India @ 70! Happy Independance Day
Happy Independance Day to all my blog readers. Today we are celebrating 70 years of India’s Independance. I have been inactive with this blog due to some personal reasons, hoping to keep this blog active and interactive as much as I can.
On this day, today as we celebrate I-Day all over India, I have one question pondering my mind for sometime now. Are we morally rich? Are we materially rich? After 70 years, did we get matured enough to grow and develop to face the other developed nations of the world.
Our 70 years of Independence have been, mainly, an era of lost opportunities and lost morality. The first four decades after Independence saw an inward-looking search for socialist self-sufficiency that failed miserably.
India became an economic laggard, overtaken speedily by economically liberal countries like Singapore, Korea and Thailand. Indians sneered that these fast-growing counties were western puppets that would soon come to a sorry end. Instead, these supposed puppets quickly became ten times richer than India.
Our poverty ratio remained stagnant till 1977 while the population almost doubled. So, the absolute number of poor almost doubled after the British left. Anybody who predicted this in 1947 would have been called a traitor. That sums up how badly we bungled.
Fortunately, India started on a new, liberal path in 1991, and after a decade reaped large dividends. Today India is the fastest growing major economy in the world. It has proved that even a messy democracy can become a miracle economy. It lifted 138 million people above the poverty line between 2004 and 2011.
And yet our success has a hollow ring. If asked what they are most ashamed of in the last 70 years, people will point to the political class. At Independence, we were proud of our politicians. They had, after decades of suffering and imprisonment, ended colonial rule, using not armed force but non-violence and moral force. In 1947, we felt materially poor but morally rich, and held our heads high. Today we feel materially much richer but morally bankrupt.
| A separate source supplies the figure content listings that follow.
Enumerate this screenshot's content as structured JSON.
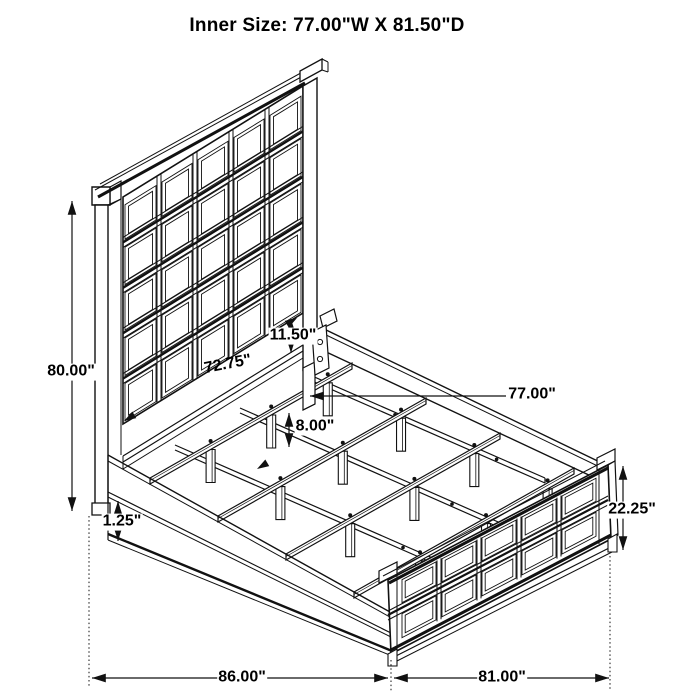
{
  "title": "Inner Size: 77.00\"W X 81.50\"D",
  "inner_size": {
    "width": "77.00\"W",
    "depth": "81.50\"D"
  },
  "dimensions": {
    "overall_height": {
      "label": "80.00\""
    },
    "headboard_width": {
      "label": "72.75\""
    },
    "headboard_rail_gap": {
      "label": "11.50\""
    },
    "inner_width": {
      "label": "77.00\""
    },
    "support_leg_height": {
      "label": "8.00\""
    },
    "rail_lip": {
      "label": "1.25\""
    },
    "footboard_height": {
      "label": "22.25\""
    },
    "overall_depth": {
      "label": "86.00\""
    },
    "overall_width": {
      "label": "81.00\""
    }
  },
  "colors": {
    "line": "#111111",
    "background": "#ffffff"
  }
}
Like business houses, most political parties remain in the hands of their original promoters. This is one reason why, despite our boast of democracy, 70 per cent of Indians in a World Values Survey were for “a strong leader who doesn’t have to answer to Parliament”.
Justice remains outrageously slow, and cries out for reform. Without quick justice, law-breakers gain an advantage over law-abiders in every field, from politics to business to the professions. Lawbreakers have become law-makers: the number of elected members of parliament facing criminal charges has risen from 158 in 2009 to 186 in 2014.
One chief minister (Lalu Yadav) and a quasi-chief minister (Sasikala) have been jailed for corruption. This points to the India we need by the 100th anniversary of Independence. It should be one where Indians feel not just materially but morally rich.
There are still many hollow areas which needs to be addressed by the Government which can make India and Indian morally rich in all terms, when compared to the other developed nations.